"Phantom odors": the alterations that COVID-19 causes in the smell

 


There are more and more cases of people who, after having gone through COVID-19, report experiencing a distortion or loss of smell. Someone may be drinking coffee and smelling a burnt tire, for example. Or eat a meat that looks tasty, but the taste is similar to squid. Cases of people registering an odor that is not present in the environment were also detected.

Stella Cuevas is an otolaryngologist, an expert in smell (MN: 81701), she said that there were patients who recovered their smell before the epidemiological discharge. Others did so partially, "and there was a group that had to go through a chapter linked to qualitative alterations," Stella commented on the GPS radio program that is broadcast on El Cordillerano Radio.

“Anosmia is a quantitative alteration of smell and is one of the cardinal symptoms of patients with coronavirus. The infected person loses their sense of smell abruptly, suddenly ”, he pointed out.

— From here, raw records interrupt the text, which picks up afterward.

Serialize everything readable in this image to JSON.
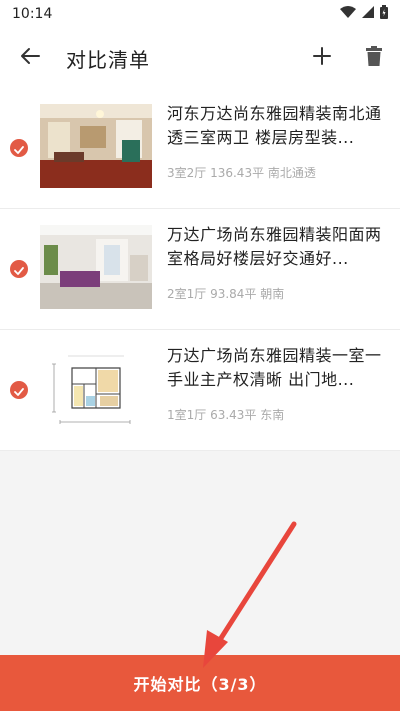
{
  "status_bar": {
    "time": "10:14",
    "icons": [
      "wifi-icon",
      "signal-icon",
      "battery-icon"
    ]
  },
  "toolbar": {
    "title": "对比清单",
    "back_icon": "arrow-left-icon",
    "add_icon": "plus-icon",
    "delete_icon": "trash-icon"
  },
  "items": [
    {
      "title": "河东万达尚东雅园精装南北通透三室两卫 楼层房型装...",
      "meta": "3室2厅 136.43平 南北通透",
      "checked": true,
      "thumb": "living-room-photo"
    },
    {
      "title": "万达广场尚东雅园精装阳面两室格局好楼层好交通好...",
      "meta": "2室1厅 93.84平 朝南",
      "checked": true,
      "thumb": "living-room-photo"
    },
    {
      "title": "万达广场尚东雅园精装一室一手业主产权清晰 出门地...",
      "meta": "1室1厅 63.43平 东南",
      "checked": true,
      "thumb": "floor-plan-image"
    }
  ],
  "bottom_button": {
    "label": "开始对比（3/3）"
  },
  "colors": {
    "accent": "#e8583c",
    "check": "#e25a45",
    "annotation_arrow": "#e8463c"
  }
}
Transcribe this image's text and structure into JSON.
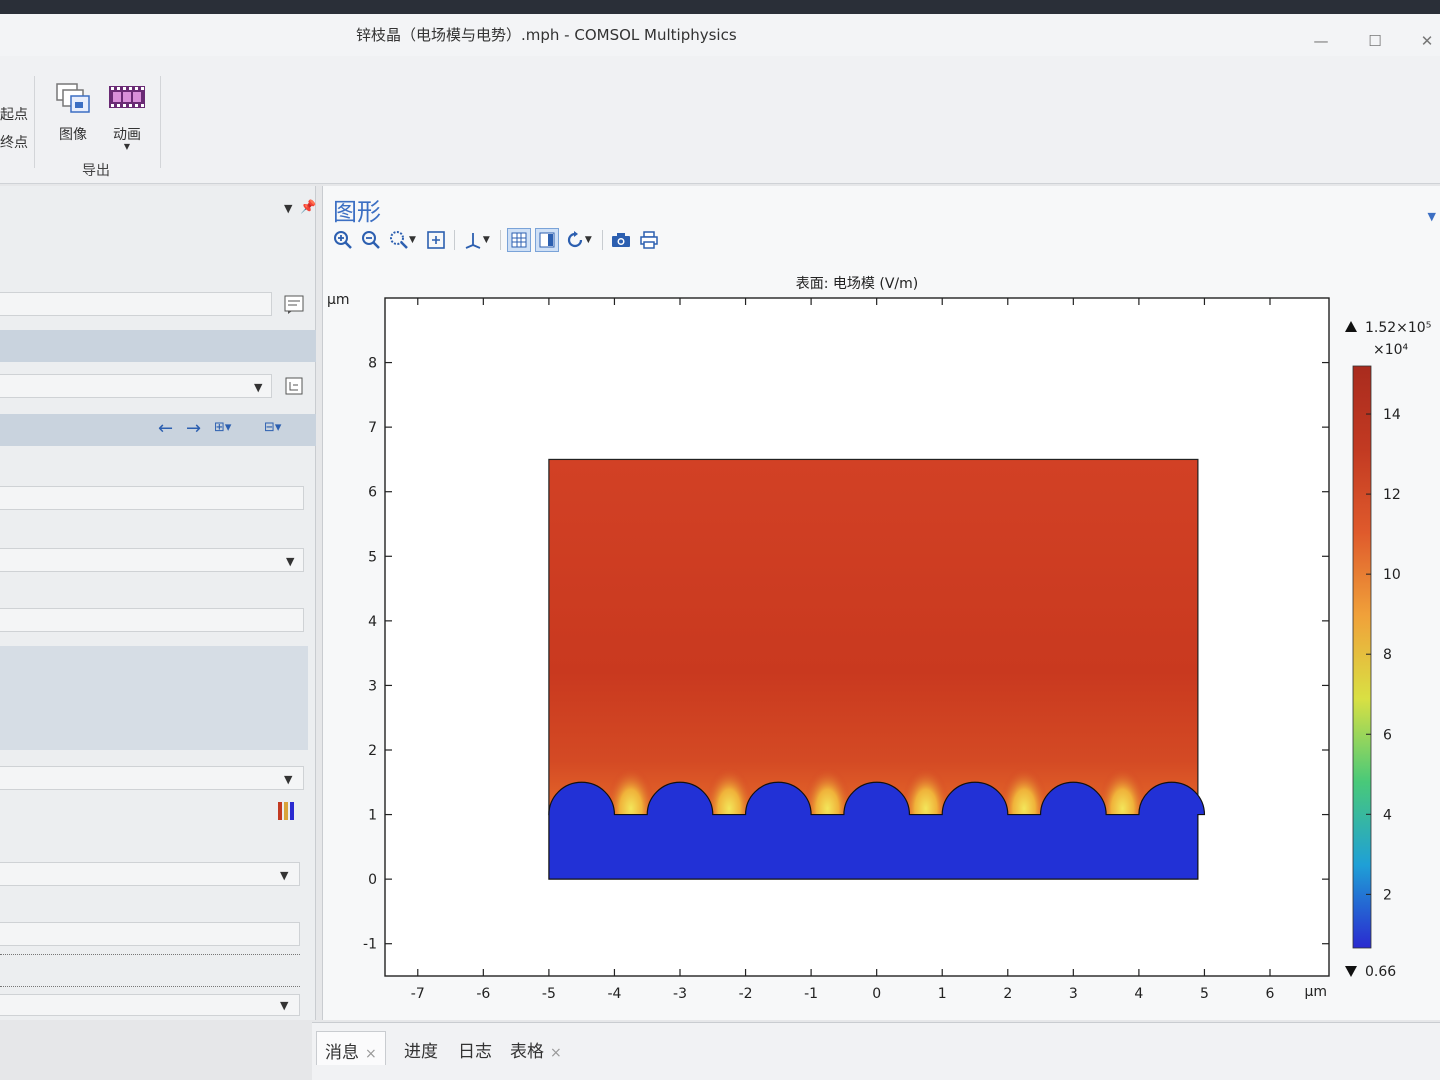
{
  "window": {
    "title": "锌枝晶（电场模与电势）.mph - COMSOL Multiphysics",
    "minimize_glyph": "—",
    "maximize_glyph": "☐",
    "close_glyph": "✕"
  },
  "ribbon": {
    "cut_label_1": "起点",
    "cut_label_2": "终点",
    "image_label": "图像",
    "animation_label": "动画",
    "group_label": "导出",
    "image_icon": "image-export-icon",
    "animation_icon": "film-strip-icon"
  },
  "graphics": {
    "panel_title": "图形",
    "toolbar_icons": [
      "zoom-in-icon",
      "zoom-out-icon",
      "zoom-box-icon",
      "zoom-extents-icon",
      "axis-orientation-icon",
      "grid-icon",
      "axis-toggle-icon",
      "reset-view-icon",
      "camera-icon",
      "print-icon"
    ]
  },
  "chart_data": {
    "type": "heatmap",
    "title": "表面: 电场模 (V/m)",
    "x_unit": "μm",
    "y_unit": "μm",
    "xlim": [
      -7.5,
      6.9
    ],
    "ylim": [
      -1.5,
      9.0
    ],
    "x_ticks": [
      -7,
      -6,
      -5,
      -4,
      -3,
      -2,
      -1,
      0,
      1,
      2,
      3,
      4,
      5,
      6
    ],
    "y_ticks": [
      -1,
      0,
      1,
      2,
      3,
      4,
      5,
      6,
      7,
      8
    ],
    "domain": {
      "electrolyte": {
        "x": [
          -5,
          4.9
        ],
        "y": [
          0,
          6.5
        ]
      },
      "electrode_top_y": 1.0,
      "dendrite_centers_x": [
        -4.5,
        -3.0,
        -1.5,
        0.0,
        1.5,
        3.0,
        4.5
      ],
      "dendrite_radius": 0.5
    },
    "colorbar": {
      "max_label": "1.52×10⁵",
      "scale_label": "×10⁴",
      "min_label": "0.66",
      "range": [
        0.66,
        15.2
      ],
      "tick_values": [
        2,
        4,
        6,
        8,
        10,
        12,
        14
      ],
      "tick_labels": [
        "2",
        "4",
        "6",
        "8",
        "10",
        "12",
        "14"
      ],
      "colormap": [
        "#2a2ad0",
        "#1fa0d6",
        "#49c979",
        "#d9e043",
        "#f0a13a",
        "#df5a2c",
        "#c23a22",
        "#a92b1e"
      ]
    },
    "colors": {
      "bulk_field": "#cf3e22",
      "electrode": "#2231d6",
      "hotspot": "#f3e65a",
      "background": "#ffffff"
    }
  },
  "bottom_tabs": [
    {
      "label": "消息",
      "closable": true,
      "active": true
    },
    {
      "label": "进度",
      "closable": false,
      "active": false
    },
    {
      "label": "日志",
      "closable": false,
      "active": false
    },
    {
      "label": "表格",
      "closable": true,
      "active": false
    }
  ],
  "close_glyph": "×"
}
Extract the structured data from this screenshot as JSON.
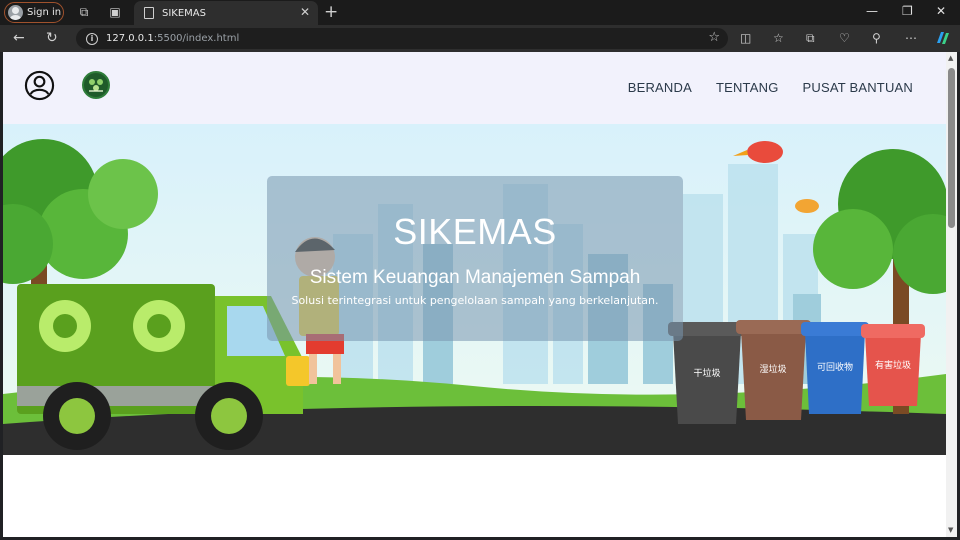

On the other hand, the specialist pointed out that parosmia is the qualitative alteration in the perception of odors and phantosmia, a disorder that leads a person to perceive "ghost odors", aromas that are not in the environment.

He recalled a very particular experience that he had to live with a patient. "He told me that he smelled jasmine and I told him that, in all, that was not so bad," he said. But the answer shocked her. He told her that the scent reminded him of the cemetery and of his mother who had died of COVID-19. "It is that smells evoke memories of places, situations and people," he pointed out, adding that it is not smelled with the nose, but with the brain.

Stella commented that in the wake of the pandemic, people began to consider a meaning that was historically undervalued. "It is a complex, mysterious, wonderful and necessary sense for everyday life since it allows you to detect if there is the presence of gas or smoke," he said.

Many times because the taste is altered, people who have experienced COVID-19 stop eating. Or they feel a very strong taste that causes a nauseous state, generating vomiting. "Smell is beneficial in life, patients feel frustrated when they lose it," he said.

The lack of smell can be treated and can be trained. The first step is to do a medical treatment because - he explained - you need to recover the receptor that was damaged in the patient. As the damaged cell is replaced, "we give antioxidants so that the air and odors pass through and there is nothing in the way that hinders it." For that vitamin complexes, vitamin A, D, red tea, green tea, seeds are used. And then an olfactometry. The last step is rehabilitation through odor exercises.